Manuel was in the the health post for the beginning of the talk. He began to look frustrated at one point and walked out. The nurses looked at me knowingly. I never incriminated him in any way, not once; I didn’t even mention his name. He never left entirely. I saw him pacing outside the door of the health center. And eventually he came back in to stand in his spot, front and center, to listen to the closing of the meeting. I just couldn’t stand that he continued to delude himself and everyone around him that this project was somehow magically going to happen. Now all I have to do is return 3 more times to the health center (Wed, Thur, Fri) and repeat the same 40 minute talk so that everyone understands. I did ask them if they want another gringo to come live with them, and if they’re willing to work with the gringo. For what it’s worth, they said yes and yes. I also asked them if they wanted me to continue giving health talks, and they also said yes. That last bit makes me happy.

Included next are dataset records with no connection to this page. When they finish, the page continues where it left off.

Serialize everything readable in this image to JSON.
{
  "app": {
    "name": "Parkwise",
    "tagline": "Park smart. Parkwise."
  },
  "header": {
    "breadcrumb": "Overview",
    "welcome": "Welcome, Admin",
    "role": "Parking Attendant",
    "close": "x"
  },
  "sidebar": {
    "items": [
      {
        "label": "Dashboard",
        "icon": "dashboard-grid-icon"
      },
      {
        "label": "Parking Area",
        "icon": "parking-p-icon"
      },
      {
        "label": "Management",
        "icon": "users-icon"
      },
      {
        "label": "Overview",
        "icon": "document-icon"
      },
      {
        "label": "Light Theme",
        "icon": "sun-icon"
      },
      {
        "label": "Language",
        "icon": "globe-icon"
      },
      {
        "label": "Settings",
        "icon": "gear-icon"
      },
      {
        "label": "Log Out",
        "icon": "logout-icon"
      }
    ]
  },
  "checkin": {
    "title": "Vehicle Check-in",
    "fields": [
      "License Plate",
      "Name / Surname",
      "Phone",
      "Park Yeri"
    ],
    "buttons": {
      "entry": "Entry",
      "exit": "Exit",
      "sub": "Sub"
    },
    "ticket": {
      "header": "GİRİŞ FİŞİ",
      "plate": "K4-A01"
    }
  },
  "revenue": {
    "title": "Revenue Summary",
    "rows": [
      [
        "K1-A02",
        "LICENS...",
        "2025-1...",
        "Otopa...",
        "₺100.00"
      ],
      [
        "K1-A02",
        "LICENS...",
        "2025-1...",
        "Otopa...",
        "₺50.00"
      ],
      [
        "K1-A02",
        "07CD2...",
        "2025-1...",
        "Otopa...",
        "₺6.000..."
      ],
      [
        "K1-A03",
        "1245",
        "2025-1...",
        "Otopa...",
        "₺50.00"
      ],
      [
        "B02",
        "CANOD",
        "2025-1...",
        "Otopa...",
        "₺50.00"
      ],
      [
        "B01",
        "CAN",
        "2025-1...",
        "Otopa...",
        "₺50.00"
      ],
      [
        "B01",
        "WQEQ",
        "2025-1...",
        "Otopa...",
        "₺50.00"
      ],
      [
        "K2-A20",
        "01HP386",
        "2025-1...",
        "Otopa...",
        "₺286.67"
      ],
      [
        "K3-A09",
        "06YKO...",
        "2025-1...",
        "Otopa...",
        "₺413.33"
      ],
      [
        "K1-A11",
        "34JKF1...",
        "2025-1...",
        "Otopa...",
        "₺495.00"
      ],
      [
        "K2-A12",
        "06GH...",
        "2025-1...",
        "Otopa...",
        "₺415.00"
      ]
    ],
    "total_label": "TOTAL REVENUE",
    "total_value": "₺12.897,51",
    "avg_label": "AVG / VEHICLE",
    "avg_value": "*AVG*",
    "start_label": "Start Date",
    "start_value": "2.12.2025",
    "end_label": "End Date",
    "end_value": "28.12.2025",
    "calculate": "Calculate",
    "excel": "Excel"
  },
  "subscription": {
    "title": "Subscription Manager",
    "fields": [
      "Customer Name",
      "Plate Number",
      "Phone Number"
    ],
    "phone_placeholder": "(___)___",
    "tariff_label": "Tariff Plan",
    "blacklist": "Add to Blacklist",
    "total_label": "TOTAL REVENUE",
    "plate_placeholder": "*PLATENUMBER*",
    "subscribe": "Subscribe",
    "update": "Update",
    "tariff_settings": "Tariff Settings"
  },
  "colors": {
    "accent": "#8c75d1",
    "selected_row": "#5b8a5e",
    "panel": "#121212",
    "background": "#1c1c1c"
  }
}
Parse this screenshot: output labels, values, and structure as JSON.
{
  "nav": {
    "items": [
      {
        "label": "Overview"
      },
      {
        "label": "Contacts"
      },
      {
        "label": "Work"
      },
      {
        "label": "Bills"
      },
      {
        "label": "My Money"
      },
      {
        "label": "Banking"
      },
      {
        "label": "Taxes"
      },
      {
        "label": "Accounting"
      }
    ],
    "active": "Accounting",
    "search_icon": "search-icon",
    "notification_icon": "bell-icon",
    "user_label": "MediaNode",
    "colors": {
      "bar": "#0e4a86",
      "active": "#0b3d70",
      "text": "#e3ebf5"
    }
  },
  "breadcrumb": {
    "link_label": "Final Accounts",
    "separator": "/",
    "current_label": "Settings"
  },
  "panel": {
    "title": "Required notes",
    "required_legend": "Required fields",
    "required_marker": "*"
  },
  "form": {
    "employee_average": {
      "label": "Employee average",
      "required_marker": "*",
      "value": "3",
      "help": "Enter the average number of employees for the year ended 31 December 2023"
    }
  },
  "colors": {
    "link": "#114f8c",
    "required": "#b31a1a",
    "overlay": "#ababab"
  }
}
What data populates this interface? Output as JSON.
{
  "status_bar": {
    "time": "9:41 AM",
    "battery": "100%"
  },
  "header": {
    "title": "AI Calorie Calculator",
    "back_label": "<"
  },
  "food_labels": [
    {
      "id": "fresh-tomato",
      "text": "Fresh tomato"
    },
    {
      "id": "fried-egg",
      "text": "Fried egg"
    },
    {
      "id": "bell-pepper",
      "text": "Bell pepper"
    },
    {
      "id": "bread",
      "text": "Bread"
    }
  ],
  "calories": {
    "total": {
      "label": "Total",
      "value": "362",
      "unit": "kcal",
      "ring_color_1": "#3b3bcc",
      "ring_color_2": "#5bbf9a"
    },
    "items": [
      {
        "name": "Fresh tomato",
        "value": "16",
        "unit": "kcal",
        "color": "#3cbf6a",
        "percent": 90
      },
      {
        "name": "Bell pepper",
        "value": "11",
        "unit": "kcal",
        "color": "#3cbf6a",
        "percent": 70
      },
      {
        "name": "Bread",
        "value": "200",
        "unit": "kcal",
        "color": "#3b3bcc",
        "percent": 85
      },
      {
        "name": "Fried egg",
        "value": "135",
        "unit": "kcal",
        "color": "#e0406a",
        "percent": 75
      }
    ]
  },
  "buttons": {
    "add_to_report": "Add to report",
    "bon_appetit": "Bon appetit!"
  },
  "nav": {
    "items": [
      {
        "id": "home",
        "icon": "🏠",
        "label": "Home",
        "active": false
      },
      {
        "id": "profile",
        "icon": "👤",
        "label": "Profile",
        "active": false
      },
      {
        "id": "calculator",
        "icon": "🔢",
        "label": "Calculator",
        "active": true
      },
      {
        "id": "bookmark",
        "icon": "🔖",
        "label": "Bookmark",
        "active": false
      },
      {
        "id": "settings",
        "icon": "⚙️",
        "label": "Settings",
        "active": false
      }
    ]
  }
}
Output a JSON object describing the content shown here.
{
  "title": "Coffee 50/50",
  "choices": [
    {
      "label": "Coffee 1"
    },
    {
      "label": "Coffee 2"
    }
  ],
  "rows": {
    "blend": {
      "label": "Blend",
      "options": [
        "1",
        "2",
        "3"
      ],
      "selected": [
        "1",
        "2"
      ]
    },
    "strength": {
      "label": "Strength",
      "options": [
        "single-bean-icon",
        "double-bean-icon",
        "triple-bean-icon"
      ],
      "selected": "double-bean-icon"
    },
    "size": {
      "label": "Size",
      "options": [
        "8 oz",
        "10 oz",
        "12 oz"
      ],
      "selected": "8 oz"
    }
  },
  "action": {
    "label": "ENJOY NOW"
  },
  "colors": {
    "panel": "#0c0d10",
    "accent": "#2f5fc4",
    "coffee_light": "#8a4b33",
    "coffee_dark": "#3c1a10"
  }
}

I don’t think everyone walked away happy, though. Quite a few of the women who were in line to receive some sort of infrastructure were in the meeting, a lot of them were women who I like a lot, who were willing to do the physical labor of putting in a floor, building a latrine, or building a stove. Maybe we could have done the project here, if we’d held ten people’s hands and guided them step by step everyday for the last week before the deadline. But honestly, I don’t think that’s good development. I believe the people here are smarter than that. If they’re excited about something, they don’t need much to get them going. I’ve seen it before. We both refused to coddle them into doing a project just because we wanted to build stuff. And as I said before, I’m not angry about the project not happening, and maybe I’m not even sad about it anymore. The whole things has been quite the learning experience. And the craziest thing? I’m sure there’s a whole lot I still don’t understand.